计算机工程与应用 ›› 2014, Vol. 50 ›› Issue (1): 96-100.

• 数据库、数据挖掘、机器学习 • 上一篇    下一篇

基于隐含语义分析的微博话题发现方法

马雯雯1,魏文晗1,邓一贵1,2   

  1. 1.重庆大学 计算机学院,重庆 400044
    2.重庆大学 信息与网络管理中心,重庆 400044
  • 出版日期:2014-01-01 发布日期:2013-12-30

Micro-blog topic detection method based on Latent Semantic Analysis

MA Wenwen1, WEI Wenhan1, DEGN Yigui1,2   

  1. 1.School of Computer Science, Chongqing University, Chongqing 400044, China
    2.Center of Information and Network, Chongqing University, Chongqing 400044, China
  • Online:2014-01-01 Published:2013-12-30

摘要: 随着微博的大量普及和关注度的不断提高,微博热点话题发现已成为当前研究热点。针对于短文本、向量空间模型(VSM)文本表示方法存在高维度、稀疏,以及同义多义问题,导致难以准确度量文本相似度,提出一种基于隐含语义分析的两阶段聚类话题发现方法。引入话题热度的概念来选取具有一定关注度的微博文本,用隐含语义分析(LSA)对数据集进行建模;用层次聚类的CURE算法确定初始类中心;用K-means聚类得到热点话题的聚类结果。真实微博数据集的实验结果验证了该方法的有效性。

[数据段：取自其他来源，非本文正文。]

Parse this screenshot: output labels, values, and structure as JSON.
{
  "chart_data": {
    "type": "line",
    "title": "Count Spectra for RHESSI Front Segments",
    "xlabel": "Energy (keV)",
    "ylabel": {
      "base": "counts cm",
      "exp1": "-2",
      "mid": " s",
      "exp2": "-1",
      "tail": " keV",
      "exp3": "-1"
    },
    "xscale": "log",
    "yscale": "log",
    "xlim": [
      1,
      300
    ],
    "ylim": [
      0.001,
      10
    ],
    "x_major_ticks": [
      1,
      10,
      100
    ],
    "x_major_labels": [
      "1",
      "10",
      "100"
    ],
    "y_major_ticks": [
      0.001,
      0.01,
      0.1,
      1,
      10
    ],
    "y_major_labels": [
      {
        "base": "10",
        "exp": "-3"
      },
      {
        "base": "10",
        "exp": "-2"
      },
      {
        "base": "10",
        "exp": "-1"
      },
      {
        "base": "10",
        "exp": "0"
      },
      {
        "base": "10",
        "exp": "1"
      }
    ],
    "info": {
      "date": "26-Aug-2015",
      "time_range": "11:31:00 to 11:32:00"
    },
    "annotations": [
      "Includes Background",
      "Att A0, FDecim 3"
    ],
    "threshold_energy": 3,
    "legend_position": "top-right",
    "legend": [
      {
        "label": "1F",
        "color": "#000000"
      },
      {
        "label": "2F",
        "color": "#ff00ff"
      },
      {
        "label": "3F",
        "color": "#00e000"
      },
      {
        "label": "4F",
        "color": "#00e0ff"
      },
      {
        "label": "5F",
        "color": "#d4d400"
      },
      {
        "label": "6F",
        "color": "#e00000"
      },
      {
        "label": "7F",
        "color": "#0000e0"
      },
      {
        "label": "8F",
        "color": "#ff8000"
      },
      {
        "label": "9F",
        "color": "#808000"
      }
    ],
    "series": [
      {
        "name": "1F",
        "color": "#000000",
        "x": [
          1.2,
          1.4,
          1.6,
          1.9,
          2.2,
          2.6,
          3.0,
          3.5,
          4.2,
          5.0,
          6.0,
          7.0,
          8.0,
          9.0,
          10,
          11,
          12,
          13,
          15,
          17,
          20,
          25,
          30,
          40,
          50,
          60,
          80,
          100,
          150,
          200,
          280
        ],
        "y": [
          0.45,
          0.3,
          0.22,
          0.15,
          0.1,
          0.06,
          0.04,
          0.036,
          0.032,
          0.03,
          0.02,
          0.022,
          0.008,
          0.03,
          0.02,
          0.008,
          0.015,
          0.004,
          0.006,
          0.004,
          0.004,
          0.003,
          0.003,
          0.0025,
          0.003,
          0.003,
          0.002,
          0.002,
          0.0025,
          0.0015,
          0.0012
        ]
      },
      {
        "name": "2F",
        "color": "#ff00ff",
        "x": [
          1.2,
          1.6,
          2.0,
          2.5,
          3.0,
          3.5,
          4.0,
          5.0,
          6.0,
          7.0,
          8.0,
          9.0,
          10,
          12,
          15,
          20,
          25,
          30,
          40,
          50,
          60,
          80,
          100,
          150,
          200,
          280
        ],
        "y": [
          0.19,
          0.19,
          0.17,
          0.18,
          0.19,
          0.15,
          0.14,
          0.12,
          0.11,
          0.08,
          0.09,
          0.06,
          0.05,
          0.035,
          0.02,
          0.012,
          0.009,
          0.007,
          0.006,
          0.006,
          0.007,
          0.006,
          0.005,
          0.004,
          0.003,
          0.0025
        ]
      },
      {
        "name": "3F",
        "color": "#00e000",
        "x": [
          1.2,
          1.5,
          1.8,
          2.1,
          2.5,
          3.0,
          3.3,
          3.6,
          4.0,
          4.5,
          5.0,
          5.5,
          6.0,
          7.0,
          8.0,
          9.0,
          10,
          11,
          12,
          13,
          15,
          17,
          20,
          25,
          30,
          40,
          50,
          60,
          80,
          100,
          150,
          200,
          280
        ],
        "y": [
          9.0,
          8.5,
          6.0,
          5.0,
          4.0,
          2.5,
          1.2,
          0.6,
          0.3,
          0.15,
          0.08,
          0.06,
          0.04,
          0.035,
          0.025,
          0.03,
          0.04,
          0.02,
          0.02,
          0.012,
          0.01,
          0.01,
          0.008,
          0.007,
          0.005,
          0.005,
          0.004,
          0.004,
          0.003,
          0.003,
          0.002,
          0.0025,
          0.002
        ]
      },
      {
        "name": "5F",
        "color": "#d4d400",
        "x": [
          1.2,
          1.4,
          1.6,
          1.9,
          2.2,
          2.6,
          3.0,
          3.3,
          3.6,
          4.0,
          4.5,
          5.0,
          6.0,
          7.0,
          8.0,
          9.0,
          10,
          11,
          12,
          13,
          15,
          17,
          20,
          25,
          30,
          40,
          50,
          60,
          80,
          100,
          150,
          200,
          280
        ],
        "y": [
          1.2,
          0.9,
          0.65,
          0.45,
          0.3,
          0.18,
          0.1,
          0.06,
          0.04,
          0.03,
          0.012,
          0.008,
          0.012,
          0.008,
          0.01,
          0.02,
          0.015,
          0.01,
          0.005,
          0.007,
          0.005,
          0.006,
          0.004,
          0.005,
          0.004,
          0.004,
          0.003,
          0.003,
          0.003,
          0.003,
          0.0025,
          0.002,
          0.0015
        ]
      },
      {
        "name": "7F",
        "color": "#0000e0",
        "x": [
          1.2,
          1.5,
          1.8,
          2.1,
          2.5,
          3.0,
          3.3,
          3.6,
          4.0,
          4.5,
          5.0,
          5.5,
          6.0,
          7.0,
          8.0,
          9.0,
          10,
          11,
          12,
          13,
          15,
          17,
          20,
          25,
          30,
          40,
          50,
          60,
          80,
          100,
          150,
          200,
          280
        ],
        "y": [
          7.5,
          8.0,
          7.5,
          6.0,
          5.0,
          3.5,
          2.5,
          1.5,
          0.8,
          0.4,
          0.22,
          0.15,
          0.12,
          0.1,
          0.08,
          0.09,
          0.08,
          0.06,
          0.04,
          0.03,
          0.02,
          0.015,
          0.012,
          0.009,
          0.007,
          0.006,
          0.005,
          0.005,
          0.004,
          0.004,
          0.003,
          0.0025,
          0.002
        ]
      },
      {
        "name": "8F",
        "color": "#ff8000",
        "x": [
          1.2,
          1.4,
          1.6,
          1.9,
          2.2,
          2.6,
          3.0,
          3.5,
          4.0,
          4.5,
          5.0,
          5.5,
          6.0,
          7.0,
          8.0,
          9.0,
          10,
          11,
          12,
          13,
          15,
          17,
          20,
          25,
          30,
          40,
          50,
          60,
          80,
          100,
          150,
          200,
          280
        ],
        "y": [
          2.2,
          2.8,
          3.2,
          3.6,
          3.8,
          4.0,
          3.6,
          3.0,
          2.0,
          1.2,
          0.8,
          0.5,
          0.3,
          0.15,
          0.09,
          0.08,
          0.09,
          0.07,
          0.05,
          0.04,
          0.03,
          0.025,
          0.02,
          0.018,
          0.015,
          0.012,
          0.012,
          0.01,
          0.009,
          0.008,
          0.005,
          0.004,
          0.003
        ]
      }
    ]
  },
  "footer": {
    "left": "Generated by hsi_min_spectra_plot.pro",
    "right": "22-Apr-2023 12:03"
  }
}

关键词: 隐含语义分析, 向量空间模型, 话题发现, 微博, 两阶段聚类

Abstract: As the large popularity of micro-blog and awareness continues to improve, hot topic of micro-blog detecting has become the current research focuses. For short texts, there exist high-dimension, sparse, synonymy and polysemy problems for Vector Space Model(VSM) text presentation, making it difficult to measure the similarity of the texts accurately. This paper presents a two-stage cluster based on Latent Semantic Analysis(LSA) topic detection approach. Firstly, the concept of hot topic is introduced to select micro-blogs with certain attention, using LSA to model the dataset. Then CURE algorithm of hierarchical clustering is employed to determine the initial centers. Finally, the hot topic clustering results are obtained through K-means clustering. Experimental results on real micro-blog dataset verify the validity of the method.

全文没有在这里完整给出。